While the center does such big things well, it’s better defined by the opportunities it affords students on an every day basis. The Berry Center is internships and interdisciplinary study, distinguished visitors and distinguished lectures, student research and job connections, off-campus learning and on-campus reading groups. The Berry Center is all of these things, and a sum greater than its parts.
Like all good ideas
“The idea really came from the president,” said A’amer Farooqi, faculty director of the Berry Center. “He came to us and asked, ‘If you had an initiative, what would you do, given the opportunity, if backed by funding?’ That is what got the ball rolling.”
“Like all good ideas,” said President Les Garner, “it emerged from a consensus of responses from various areas of the college.”

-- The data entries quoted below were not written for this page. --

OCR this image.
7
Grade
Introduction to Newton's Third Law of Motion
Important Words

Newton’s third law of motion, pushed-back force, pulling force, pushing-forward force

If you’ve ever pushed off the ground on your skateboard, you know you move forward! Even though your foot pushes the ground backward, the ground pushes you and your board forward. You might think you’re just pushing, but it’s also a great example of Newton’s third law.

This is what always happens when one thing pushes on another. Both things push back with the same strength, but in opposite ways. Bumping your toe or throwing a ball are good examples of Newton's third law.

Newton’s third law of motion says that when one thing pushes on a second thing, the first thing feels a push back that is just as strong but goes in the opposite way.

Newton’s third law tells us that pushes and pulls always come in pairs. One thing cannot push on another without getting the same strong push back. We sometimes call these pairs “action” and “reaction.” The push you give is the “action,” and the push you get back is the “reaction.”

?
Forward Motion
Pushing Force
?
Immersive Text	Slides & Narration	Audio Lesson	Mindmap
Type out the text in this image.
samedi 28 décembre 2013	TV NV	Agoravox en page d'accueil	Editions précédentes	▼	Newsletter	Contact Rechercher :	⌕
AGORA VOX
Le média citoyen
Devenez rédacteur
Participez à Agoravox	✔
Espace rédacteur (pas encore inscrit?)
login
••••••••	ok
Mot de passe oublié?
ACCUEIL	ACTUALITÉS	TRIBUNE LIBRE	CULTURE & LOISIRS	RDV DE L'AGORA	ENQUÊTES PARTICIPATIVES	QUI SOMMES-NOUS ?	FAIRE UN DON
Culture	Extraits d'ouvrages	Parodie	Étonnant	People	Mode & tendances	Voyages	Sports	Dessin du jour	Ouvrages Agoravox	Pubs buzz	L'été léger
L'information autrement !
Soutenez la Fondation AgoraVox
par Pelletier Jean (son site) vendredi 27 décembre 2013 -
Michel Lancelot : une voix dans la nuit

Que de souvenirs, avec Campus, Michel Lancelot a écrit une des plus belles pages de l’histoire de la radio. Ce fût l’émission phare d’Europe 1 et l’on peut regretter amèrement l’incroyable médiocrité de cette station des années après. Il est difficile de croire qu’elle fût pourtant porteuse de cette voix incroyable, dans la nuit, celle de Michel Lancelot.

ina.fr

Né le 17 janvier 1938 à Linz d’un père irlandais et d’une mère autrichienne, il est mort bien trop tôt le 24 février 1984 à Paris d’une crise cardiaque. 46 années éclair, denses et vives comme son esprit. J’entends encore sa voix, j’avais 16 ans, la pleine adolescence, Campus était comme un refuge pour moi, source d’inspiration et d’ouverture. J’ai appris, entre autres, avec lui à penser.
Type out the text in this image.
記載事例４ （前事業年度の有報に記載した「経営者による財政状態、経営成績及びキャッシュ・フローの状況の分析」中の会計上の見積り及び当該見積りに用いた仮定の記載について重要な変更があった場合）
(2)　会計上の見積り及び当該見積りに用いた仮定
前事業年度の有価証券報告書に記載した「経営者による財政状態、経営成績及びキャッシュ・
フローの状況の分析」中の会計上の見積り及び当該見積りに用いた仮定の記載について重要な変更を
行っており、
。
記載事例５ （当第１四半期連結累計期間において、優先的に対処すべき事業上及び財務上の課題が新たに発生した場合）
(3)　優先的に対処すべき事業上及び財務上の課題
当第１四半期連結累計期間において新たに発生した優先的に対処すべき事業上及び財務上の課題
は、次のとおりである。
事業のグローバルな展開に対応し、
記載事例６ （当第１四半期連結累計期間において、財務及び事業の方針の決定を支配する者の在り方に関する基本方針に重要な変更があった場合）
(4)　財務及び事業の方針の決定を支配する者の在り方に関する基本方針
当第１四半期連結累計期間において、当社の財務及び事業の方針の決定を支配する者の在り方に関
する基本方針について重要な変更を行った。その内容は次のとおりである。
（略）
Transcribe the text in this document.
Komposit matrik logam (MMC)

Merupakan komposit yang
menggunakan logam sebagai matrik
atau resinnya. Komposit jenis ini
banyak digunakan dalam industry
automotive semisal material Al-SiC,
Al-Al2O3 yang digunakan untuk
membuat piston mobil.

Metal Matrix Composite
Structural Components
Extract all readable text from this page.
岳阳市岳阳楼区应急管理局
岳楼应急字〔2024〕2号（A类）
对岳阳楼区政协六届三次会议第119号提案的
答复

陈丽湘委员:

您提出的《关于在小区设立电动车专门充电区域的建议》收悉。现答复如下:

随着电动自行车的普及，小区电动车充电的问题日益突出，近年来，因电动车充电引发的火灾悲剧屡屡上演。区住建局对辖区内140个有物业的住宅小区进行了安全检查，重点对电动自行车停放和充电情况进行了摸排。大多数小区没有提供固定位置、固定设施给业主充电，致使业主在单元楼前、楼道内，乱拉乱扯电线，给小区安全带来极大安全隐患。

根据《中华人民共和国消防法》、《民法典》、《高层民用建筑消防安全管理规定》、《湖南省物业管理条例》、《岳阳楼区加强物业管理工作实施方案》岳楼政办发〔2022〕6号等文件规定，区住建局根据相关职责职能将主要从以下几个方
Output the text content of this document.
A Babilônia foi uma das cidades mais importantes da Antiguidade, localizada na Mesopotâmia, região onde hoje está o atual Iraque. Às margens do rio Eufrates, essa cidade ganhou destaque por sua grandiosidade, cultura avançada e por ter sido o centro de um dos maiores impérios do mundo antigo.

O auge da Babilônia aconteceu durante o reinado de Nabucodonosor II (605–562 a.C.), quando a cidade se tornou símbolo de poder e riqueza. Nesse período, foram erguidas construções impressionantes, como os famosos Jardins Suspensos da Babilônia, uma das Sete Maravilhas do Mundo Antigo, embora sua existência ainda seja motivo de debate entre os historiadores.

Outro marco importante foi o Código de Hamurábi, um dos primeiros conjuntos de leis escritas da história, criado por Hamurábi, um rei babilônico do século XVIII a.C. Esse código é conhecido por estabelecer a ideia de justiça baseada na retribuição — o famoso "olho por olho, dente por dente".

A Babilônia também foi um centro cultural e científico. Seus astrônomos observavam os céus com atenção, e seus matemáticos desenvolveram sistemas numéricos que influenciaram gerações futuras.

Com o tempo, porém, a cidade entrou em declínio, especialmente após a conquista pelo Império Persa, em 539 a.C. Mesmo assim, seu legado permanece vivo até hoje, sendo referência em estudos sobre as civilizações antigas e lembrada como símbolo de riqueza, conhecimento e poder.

Garner said the consensus arose primarily from the twin inspirations of Larry Dorr ’63 and McWethy. Dorr had come to Garner shortly before with his idea for Dimensions: The Center for the Science and Culture of Healthcare, a health-sciences interdisciplinary center.
McWethy, meanwhile, had “a real interest” in doing something significant with economics and business. The two interests merged and began to develop from there. McWethy liked the idea of a Dimensions-like center and chose to back it.
Shortly thereafter, Garner and McWethy met with Ted Snyder, dean of the Graduate School of Business at the University of Chicago. The University of Chicago had developed the Economics Research Center in 2001 and had incorporated a number of other disciplines into the center’s purpose.
“It was in that meeting that we decided we wanted to make this an interdisciplinary center that touched on politics, and public policy and history and the social sciences,” said McWethy. “That was the time I saw it spreading beyond economics. That’s how it happened.”
“It fit,” said Garner. “We wanted the Berry Center to provide premier opportunities for students who could provide leadership, and that involves public policy.”
Bridging the gap
From that idea developed a dynamic interdisciplinary center that has become a centerpiece of a Cornell education in economics, politics, history, and other disciplines. It seeks to “bridge the gap” according to Farooqi, a Cornell professor of economics and business since 1987.
“The Berry Center enables us to offer a high-quality liberal arts program in economics, business, and public policy, and at the same time provide students with experiential learning opportunities that will make them competitive in the workplace,” he said.
It accomplishes this through a variety of opportunities on campus and off. Reading groups, internships, distinguished visitors, and supported classes all line the Berry Center’s own padded resume, and each one holds a unique spot in the menagerie of student opportunities.